Madame Privat n’avait que deux enfants : Edmond et Laure.

Edmond avait environ vingt-deux ans. Depuis l’arrivée de la famille à Québec, il étudiait le droit à l’Université Laval. C’était un grand jeune homme à la mine éveillée, au teint blond et aux yeux bleus, le portrait vivant de sa mère, dont il reproduisait, du reste, le type au moral. C’était bien, avec cela, le plus joyeux garçon d’Amérique et le meilleur cœur qu’il fût possible de souhaiter. Sa mère en raffolait et tout le monde l’aimait.

Laure, plus jeune de deux ans, était bien différente au physique et au moral. Elle reproduisait dans toute sa splendeur le type créole de son père, dont les exagérations tropicales étaient mitigées par le sang des climats du nord, qu’elle tenait de sa mère.

De taille moyenne, mais d’une cambrure admirable, elle avait de ces mouvements félins et moelleux, qui sont d’une grâce irrésistible, quand ils sont naturels. Les cheveux d’un noir chatoyant se relevaient d’eux-mêmes sur le front et les tempes, pour s’épanouir en un fouillis de coquettes volutes, qui n’auraient certainement pu imiter le plus habiles des coiffeurs. Sous ce gracieux chapiteau de cheveux bouclés s’arrondissait doucement un front lisse comme une lame d’ivoire, au bas duquel s’estompaient en vigueur de grands sourcils noirs du dessin le plus habile. Les yeux étaient grands, largement fendus, d’un brun velouté, comme les longs cils qui les surmontaient, et susceptibles d’exprimer tour à tour les sentiments de l’âme les plus opposés : douceur, colère, molle langueur, brûlante énergie. Une petite bouche, aux lèvres rouges comme certains coraux, se dessinait gracieusement sur des dents courtes et d’une blancheur éclatante…

Ajoutez à tous ces charmes un nez grec, aux narines mobiles ; couvrez le tout d’une peau d’un blanc mat, animée sur les joues par une imperceptible carnation… et dites avec nous que cette tête de jeune fille était tout simplement ravissante.
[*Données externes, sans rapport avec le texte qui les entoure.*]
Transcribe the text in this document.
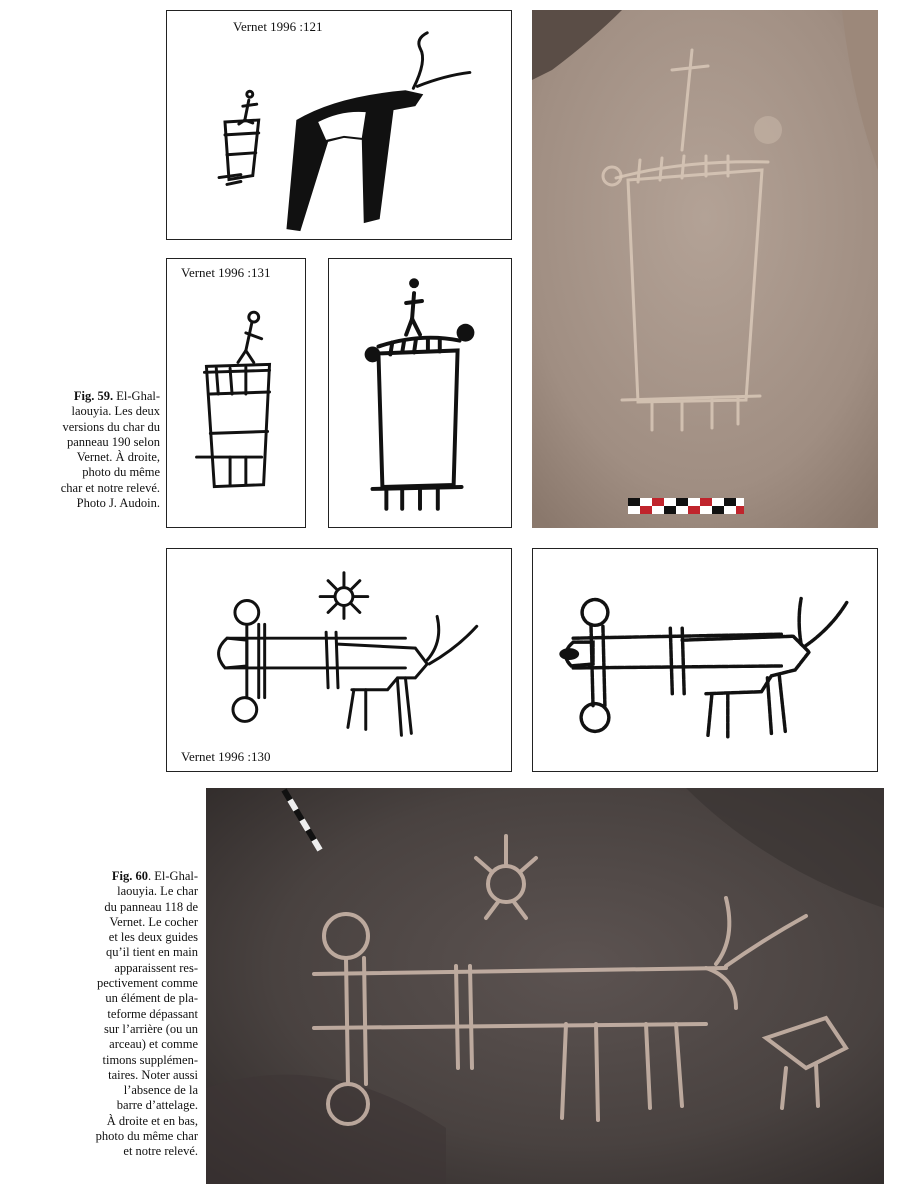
Vernet 1996 :121
Vernet 1996 :131
Fig. 59. El-Ghal-
laouyia. Les deux
versions du char du
panneau 190 selon
Vernet. À droite,
photo du même
char et notre relevé.
Photo J. Audoin.
Vernet 1996 :130
Fig. 60. El-Ghal-
laouyia. Le char
du panneau 118 de
Vernet. Le cocher
et les deux guides
qu’il tient en main
apparaissent res-
pectivement comme
un élément de pla-
teforme dépassant
sur l’arrière (ou un
arceau) et comme
timons supplémen-
taires. Noter aussi
l’absence de la
barre d’attelage.
À droite et en bas,
photo du même char
et notre relevé.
En effet, Laure passait à Québec pour un prodige de beauté, et tout le monde était d’accord sur ce point. Tout au plus, les envieuses pouvaient-elles hasarder que cette beauté avait quelque chose de hautain qui paralysait l’admiration.

C’était un peu vrai.

Laure tenait de son père cette expression sévère de physionomie qui la faisait paraître dédaigneuse et – disons le mot – infatuée d’elle-même. Mais hâtons-nous d’ajouter que, si l’enveloppe était froide et le visage de marbre, le cœur n’avait que de nobles passions et demeurait ouvert à tous les grands sentiments.
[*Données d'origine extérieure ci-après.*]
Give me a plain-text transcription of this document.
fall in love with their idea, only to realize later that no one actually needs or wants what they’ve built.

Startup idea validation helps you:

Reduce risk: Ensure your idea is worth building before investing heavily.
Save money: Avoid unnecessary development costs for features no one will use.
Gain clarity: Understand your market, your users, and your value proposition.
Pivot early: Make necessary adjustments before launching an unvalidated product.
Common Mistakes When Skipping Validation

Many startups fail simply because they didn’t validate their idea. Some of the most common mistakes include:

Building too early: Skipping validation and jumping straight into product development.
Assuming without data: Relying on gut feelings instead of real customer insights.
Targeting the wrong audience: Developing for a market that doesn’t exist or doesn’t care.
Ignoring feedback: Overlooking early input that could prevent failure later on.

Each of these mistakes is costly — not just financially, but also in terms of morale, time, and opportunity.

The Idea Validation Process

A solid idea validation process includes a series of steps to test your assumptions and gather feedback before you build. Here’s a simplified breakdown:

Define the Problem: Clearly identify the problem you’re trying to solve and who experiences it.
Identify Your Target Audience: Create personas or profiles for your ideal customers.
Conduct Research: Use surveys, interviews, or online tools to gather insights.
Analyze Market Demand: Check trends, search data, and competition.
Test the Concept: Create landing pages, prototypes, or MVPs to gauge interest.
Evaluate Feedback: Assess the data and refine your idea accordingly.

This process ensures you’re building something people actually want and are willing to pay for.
Une particularité de son caractère avait toujours étonné, non seulement la mère de Laure, mais encore ses amies : c’était la brusque transition de la gaieté la plus expansive à une morne et inconcevable mélancolie qui durait des journées entières.

Cette bizarrerie ne s’était fait remarquer que depuis le retour à Québec de la famille Privat, et avait toujours été s’accentuant, surtout dans les derniers temps. Personne n’y pouvait rien, et les apprêts même de son futur mariage avec un beau jeune homme du nom de Lapierre, n’avaient pas le privilège de changer son humeur.
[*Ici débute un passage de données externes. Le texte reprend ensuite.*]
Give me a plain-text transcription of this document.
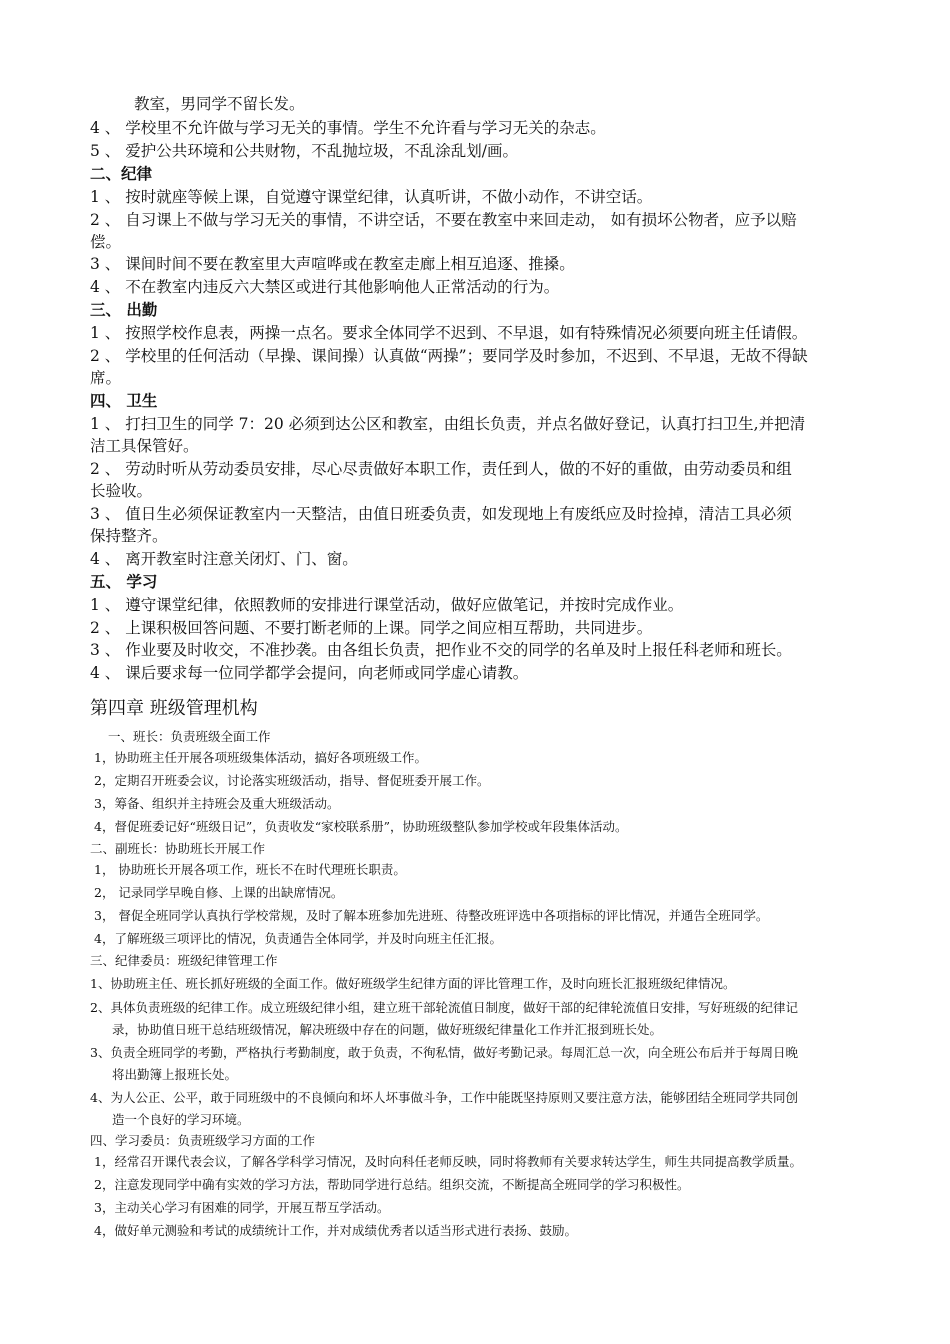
教室，男同学不留长发。
4 、 学校里不允许做与学习无关的事情。学生不允许看与学习无关的杂志。
5 、 爱护公共环境和公共财物，不乱抛垃圾，不乱涂乱划/画。
二、纪律
1 、 按时就座等候上课，自觉遵守课堂纪律，认真听讲，不做小动作，不讲空话。
2 、 自习课上不做与学习无关的事情，不讲空话，不要在教室中来回走动， 如有损坏公物者，应予以赔
偿。
3 、 课间时间不要在教室里大声喧哗或在教室走廊上相互追逐、推搡。
4 、 不在教室内违反六大禁区或进行其他影响他人正常活动的行为。
三、 出勤
1 、 按照学校作息表，两操一点名。要求全体同学不迟到、不早退，如有特殊情况必须要向班主任请假。
2 、 学校里的任何活动（早操、课间操）认真做“两操”；要同学及时参加，不迟到、不早退，无故不得缺
席。
四、 卫生
1 、 打扫卫生的同学 7：20 必须到达公区和教室，由组长负责，并点名做好登记，认真打扫卫生,并把清
洁工具保管好。
2 、 劳动时听从劳动委员安排，尽心尽责做好本职工作，责任到人，做的不好的重做，由劳动委员和组
长验收。
3 、 值日生必须保证教室内一天整洁，由值日班委负责，如发现地上有废纸应及时捡掉，清洁工具必须
保持整齐。
4 、 离开教室时注意关闭灯、门、窗。
五、 学习
1 、 遵守课堂纪律，依照教师的安排进行课堂活动，做好应做笔记，并按时完成作业。
2 、 上课积极回答问题、不要打断老师的上课。同学之间应相互帮助，共同进步。
3 、 作业要及时收交，不准抄袭。由各组长负责，把作业不交的同学的名单及时上报任科老师和班长。
4 、 课后要求每一位同学都学会提问，向老师或同学虚心请教。
第四章 班级管理机构
一、班长：负责班级全面工作
1，协助班主任开展各项班级集体活动，搞好各项班级工作。
2，定期召开班委会议，讨论落实班级活动，指导、督促班委开展工作。
3，筹备、组织并主持班会及重大班级活动。
4，督促班委记好“班级日记”，负责收发“家校联系册”，协助班级整队参加学校或年段集体活动。
二、副班长：协助班长开展工作
1， 协助班长开展各项工作，班长不在时代理班长职责。
2， 记录同学早晚自修、上课的出缺席情况。
3， 督促全班同学认真执行学校常规，及时了解本班参加先进班、待整改班评选中各项指标的评比情况，并通告全班同学。
4，了解班级三项评比的情况，负责通告全体同学，并及时向班主任汇报。
三、纪律委员：班级纪律管理工作
1、协助班主任、班长抓好班级的全面工作。做好班级学生纪律方面的评比管理工作，及时向班长汇报班级纪律情况。
2、具体负责班级的纪律工作。成立班级纪律小组，建立班干部轮流值日制度，做好干部的纪律轮流值日安排，写好班级的纪律记
录，协助值日班干总结班级情况，解决班级中存在的问题，做好班级纪律量化工作并汇报到班长处。
3、负责全班同学的考勤，严格执行考勤制度，敢于负责，不徇私情，做好考勤记录。每周汇总一次，向全班公布后并于每周日晚
将出勤簿上报班长处。
4、为人公正、公平，敢于同班级中的不良倾向和坏人坏事做斗争，工作中能既坚持原则又要注意方法，能够团结全班同学共同创
造一个良好的学习环境。
四、学习委员：负责班级学习方面的工作
1，经常召开课代表会议，了解各学科学习情况，及时向科任老师反映，同时将教师有关要求转达学生，师生共同提高教学质量。
2，注意发现同学中确有实效的学习方法，帮助同学进行总结。组织交流，不断提高全班同学的学习积极性。
3，主动关心学习有困难的同学，开展互帮互学活动。
4，做好单元测验和考试的成绩统计工作，并对成绩优秀者以适当形式进行表扬、鼓励。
Qu’y avait-il ?… quel ver rongeur mordait le cœur de cette jeune fille à qui Dieu avait fait la vie si belle, et dont l’avenir paraissait si riche de promesses riantes ?

On se perdait en conjectures. Il était à présumer que ce n’était pas l’approche de son mariage avec Lapierre qui la préoccupait à ce point, puisque rien ne l’y forçait et que, d’ailleurs, au dire de toutes les demoiselles de sa société, le jeune prétendant était fort bien de sa personne, extrêmement aimable et jouissait d’une enviable réputation d’honorabilité.

Quoi donc, alors ?

Ceux-là seuls qui auraient pu sonder les replis de l’âme si fortement cuirassée de la belle créole eussent été en mesure de répondre.

En attendant, faute de mieux, on mettait la chose sur le compte des nerfs. Ces femmes des pays inter-tropicaux les ont si impressionnables !

Quoi qu’il en soit, nous nous bornons pour le moment à constater le fait, nous réservant de l’expliquer plus tard à la plus grande satisfaction du lecteur.

Et, maintenant que nous connaissons à peu près tous nos principaux personnages, reprenons notre récit, car les événements vont bientôt se précipiter.